Pearson and her husband, Brian, had big dreams of opening a wine shop that would feature all 150-some Missouri wines that are grown and produced around the state.
“Brian and I were both sick of our day jobs and I thought, ‘Let’s do something fun – more enjoyable – so we came up with this idea,” said Pearson, at their shop opening in December 2012.
Politics were definitely not on her agenda.
But as she began to build her business in an older building nestled near the corner of Broadway and Missouri C Highway, Pearson ran into a few issues with the city’s difficult process for launching new businesses that made opening her store a challenge.
She says she was given the runaround on building codes and inspecitons. Pearson later found out other businesses have had similar troubles.
“I think we need to get rid of the reputation that Peculiar is a hard place to do business,” she says.
Pearson believes Peculiar can be more welcoming to potential business opportunities by performing feasibility studies for the best use and purpose of the properties surrounding the Interstate 49 corridor, and by working to minimize a painful business start-up process.
“It was frustrating,” Pearson said. “Why not have a campaign to show how easy it is? There’s such opportunity.”
In the midst of her election campaign, the mayoral hopeful said she could foresee working with the city to create a booklet explaining the codes and inspection process, especially for individuals looking to revitalize an old building.

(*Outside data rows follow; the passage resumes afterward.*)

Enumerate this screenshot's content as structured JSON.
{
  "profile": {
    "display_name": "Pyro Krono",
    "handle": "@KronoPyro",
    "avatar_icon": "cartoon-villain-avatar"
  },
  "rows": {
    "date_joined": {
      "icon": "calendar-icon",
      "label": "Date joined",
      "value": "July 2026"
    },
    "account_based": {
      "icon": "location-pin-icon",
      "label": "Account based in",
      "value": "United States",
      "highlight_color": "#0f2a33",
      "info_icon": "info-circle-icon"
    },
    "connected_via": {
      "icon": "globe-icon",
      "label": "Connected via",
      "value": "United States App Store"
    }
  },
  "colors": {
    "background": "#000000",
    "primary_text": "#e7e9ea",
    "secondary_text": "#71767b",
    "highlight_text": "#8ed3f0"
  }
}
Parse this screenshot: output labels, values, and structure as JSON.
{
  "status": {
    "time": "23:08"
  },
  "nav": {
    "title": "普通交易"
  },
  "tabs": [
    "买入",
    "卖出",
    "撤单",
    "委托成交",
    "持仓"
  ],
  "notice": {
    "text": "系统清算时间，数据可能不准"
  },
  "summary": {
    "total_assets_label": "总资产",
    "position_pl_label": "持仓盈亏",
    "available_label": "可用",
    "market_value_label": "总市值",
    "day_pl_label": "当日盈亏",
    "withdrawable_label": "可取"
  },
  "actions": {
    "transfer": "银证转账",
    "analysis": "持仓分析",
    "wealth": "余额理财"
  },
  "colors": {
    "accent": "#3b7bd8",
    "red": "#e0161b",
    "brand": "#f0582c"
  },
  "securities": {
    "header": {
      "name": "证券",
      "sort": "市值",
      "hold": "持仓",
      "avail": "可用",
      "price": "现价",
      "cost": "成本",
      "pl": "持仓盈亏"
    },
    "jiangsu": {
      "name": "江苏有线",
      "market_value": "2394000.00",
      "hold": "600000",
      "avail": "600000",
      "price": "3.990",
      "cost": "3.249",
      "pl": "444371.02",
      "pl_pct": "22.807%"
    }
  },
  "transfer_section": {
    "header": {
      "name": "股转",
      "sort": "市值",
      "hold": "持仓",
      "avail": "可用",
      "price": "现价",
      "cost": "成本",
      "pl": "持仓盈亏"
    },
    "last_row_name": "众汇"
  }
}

“If you’re looking at a commercial space, here’s what you need to do,” said Pearson, about the idea for the instructions. “It wasn’t like that. Peculiar has a tough reputation right now. It’s not business-friendly.”
Pearson said she believes access to the interstate has the opportunity to create economic growth, strong workforce, and to improve city infrastructure.
“Peculiar has the good fortune of being part of this amazing 1,700-mile highway economic development opportunity,” Pearson said. “This interstate will be able to put Peculiar on the map as far as a destination city, as well as place for new business to take advantage of its location on this massive international highway.”
Since moving to Peculiar and starting a business, Pearson has also been quick to get involved with the Downtown Peculiar Arts and Culture District, spearheaded by another local business owner, Brenda Conway.
The DPACD was established in 2007 to preserve downtown Peculiar in order to retain its character and feel by managing the growth that is coming, artists, patrons of the arts, those wanting entertainment options, and unique shopping and dining options.
Pearson sits on the organization’s Economic Restructuring Committee, which has monthly meetings with city leaders to talk about Peculiar’s downtown potential and future.
She said there are a few businesses downtown that are willing to work together for the greater good.
“Peculiar is on a steady path of expansion that will significantly improve the quality of life for the residents, as well as increase the tax revenue for the city,” Pearson said.